Mongolia's flexibility reflects deeper crosscurrents that Mr. Gorbachev's Asian initiatives have stirred up. In the past, Moscow was careful to protect its smaller allies -- Mongolia, Vietnam, and Afghanistan -- by refusing to discuss ``third countries'' with China.

But when Soviet Deputy Foreign Minister Igor Rogachev arrived in Peking Oct. 5 for the ninth round of normalization talks with China, he announced -- to Mongolia's chagrin -- that Moscow would now discuss ``all issues'' directly with China.

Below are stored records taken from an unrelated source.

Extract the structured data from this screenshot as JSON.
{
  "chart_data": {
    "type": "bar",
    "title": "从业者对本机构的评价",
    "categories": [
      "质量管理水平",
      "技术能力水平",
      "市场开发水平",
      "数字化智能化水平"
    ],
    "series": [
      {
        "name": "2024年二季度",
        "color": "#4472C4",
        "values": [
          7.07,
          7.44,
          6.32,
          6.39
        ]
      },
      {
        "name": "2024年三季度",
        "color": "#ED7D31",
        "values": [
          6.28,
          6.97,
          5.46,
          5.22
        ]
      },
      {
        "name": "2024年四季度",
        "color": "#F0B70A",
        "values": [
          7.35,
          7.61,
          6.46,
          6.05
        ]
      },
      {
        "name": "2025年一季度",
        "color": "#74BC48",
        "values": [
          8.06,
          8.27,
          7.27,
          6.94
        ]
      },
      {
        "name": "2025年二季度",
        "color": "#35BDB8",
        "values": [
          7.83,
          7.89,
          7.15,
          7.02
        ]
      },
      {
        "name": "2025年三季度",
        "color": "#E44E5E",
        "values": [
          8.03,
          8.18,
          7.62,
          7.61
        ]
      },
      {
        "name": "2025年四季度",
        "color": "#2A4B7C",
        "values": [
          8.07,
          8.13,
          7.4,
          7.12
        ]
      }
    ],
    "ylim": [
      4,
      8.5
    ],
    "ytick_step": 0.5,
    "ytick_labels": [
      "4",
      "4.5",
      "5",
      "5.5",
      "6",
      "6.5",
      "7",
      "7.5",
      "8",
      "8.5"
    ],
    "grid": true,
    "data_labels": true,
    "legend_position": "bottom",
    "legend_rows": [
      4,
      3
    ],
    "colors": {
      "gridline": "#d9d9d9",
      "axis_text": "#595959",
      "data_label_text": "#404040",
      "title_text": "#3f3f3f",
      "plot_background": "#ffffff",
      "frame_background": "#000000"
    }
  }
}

``China has now made Mongolia the test of Soviet sincerity,'' and is waiting to see how many and when Soviet troops would actually be withdrawn from Mongolia, a diplomat here commented. ``Moscow's not going to fail it [Peking] because of the Mongols.''

Mongolia has gone along with Gorbachev's China policy, however reluctantly. Since the beginning of the year, Mongolia has signed with China a civil-aviation agreement, a long-term trade protocol, and a consular accord. It has also scheduled a summertime weekly charter flight to Peking and sent wrestlers, writers, and a friendship delegation on exchanges to China.

And for the first time since China's Cultural Revolution (1966-76), a Chinese film was shown on Mongolian television to mark China's National Day, Oct. 1.

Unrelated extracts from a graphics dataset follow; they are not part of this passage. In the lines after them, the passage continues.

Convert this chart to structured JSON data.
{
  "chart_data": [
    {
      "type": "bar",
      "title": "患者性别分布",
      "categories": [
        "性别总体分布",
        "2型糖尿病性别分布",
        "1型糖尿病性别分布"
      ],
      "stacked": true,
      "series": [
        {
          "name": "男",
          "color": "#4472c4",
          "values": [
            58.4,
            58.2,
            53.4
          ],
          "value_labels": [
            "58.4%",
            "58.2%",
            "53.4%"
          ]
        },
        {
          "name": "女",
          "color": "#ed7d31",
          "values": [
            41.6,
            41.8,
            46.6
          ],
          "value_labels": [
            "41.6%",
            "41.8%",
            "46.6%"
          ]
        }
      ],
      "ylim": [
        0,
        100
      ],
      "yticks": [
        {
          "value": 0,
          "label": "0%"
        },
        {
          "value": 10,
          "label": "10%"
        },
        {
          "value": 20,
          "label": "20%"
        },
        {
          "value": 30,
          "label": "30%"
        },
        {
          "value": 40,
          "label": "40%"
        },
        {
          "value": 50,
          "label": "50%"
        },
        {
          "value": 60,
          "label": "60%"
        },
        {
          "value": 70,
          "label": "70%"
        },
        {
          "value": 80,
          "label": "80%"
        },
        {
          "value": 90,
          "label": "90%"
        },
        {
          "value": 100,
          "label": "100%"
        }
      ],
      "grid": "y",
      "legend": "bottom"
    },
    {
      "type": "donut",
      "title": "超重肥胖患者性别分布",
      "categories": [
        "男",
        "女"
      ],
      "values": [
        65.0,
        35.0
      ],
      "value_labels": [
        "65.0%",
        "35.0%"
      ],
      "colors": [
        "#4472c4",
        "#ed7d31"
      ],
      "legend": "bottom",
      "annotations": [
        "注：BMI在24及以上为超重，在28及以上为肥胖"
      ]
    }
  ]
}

These developments will make it easier for Gorbachev to convince China of the sincerity of his recent overtures. But there are limits, analysts indicate, as to how far the Mongolians will voluntarily move in China's direction.

With a population of only 2 million in a territory as vast and open as the US Southwest, Mongolians feel threatened by what they fear to be the pressure of expansive and land-hungry Chinese on their southern border. This underlying sense of insecurity, which is firmly rooted in history, remains apparent at many levels.

While welcoming senior Chinese leader Deng Xiaoping's stress on modernization and peaceful borders, Mongolian officials underline the ``historical lessons'' of living next door to China.

``Over the centuries, whenever China is strong, it has used that strength to dominate or conduct aggression against its neighbors,'' Yondon said.

``Today China is a militarily strong power, a nuclear-weapons power, and a rapidly developing industrial power with military links to the US and Japan,'' Mongolia's acting foreign minister continued. ``And by the Chinese Communist Party's 100th year anniversary in 2049, China intends to emerge as a world power.''

The deeper tensions are apparent even to travelers on the slow train from Ulan Bator to Peking. The one Chinese car, at least on the day that this journalist was traveling, was sealed off from the rest of the Mongolian train by a stern-faced attendant who was there to prevent passage to the restaurant car.

Between the Chinese car and a well-provisioned Mongolian restaurant car were seven cars full of Soviet soldiers and their families returning to duty at military bases in the Gobi Desert. The segregation on the train at least symbolized how the Mongolians would ideally arrange relations with their two powerful neighbors if they held all the keys to the compartments.

But they do not hold all the keys -- far from it. So to placate Moscow, the Mongolians are making gestures to Peking while simultaneously trying to strengthen their hand against China. By normalizing relations with the US, Mongolia hopes to bolster its independence and gain diplomatic latitude.

At the same time, the Mongolians are asserting all-but-impossible conditions for a total pullout of Soviet forces.

When Chinese Deputy Foreign Minister Liu Shuqing visited Ulan Bator in August -- the first visit by a senior Chinese official in 20 years -- he was told of two preconditions for a complete Soviet troop withdrawal: China must first pull its troops back from the Mongolian border ``deep into Chinese territory'' and publicly renounce any claims on Mongolia.

A Soviet diplomat here said Moscow welcomes US-Mongolian relations as ``normal and desirable.'' Indeed, US recognition would enhance Mongolia's credibility at a moment when Ulan Bator has assumed a special role in Gorbachev's peace offensive. But Moscow would not welcome any complications at this delicate stage in its relations with China, when the troop withdrawal from Mongolia has become a sincerity test. Moscow's real attitude, therefore, will become apparent only if this time US-Mongolian normalization talks succeed.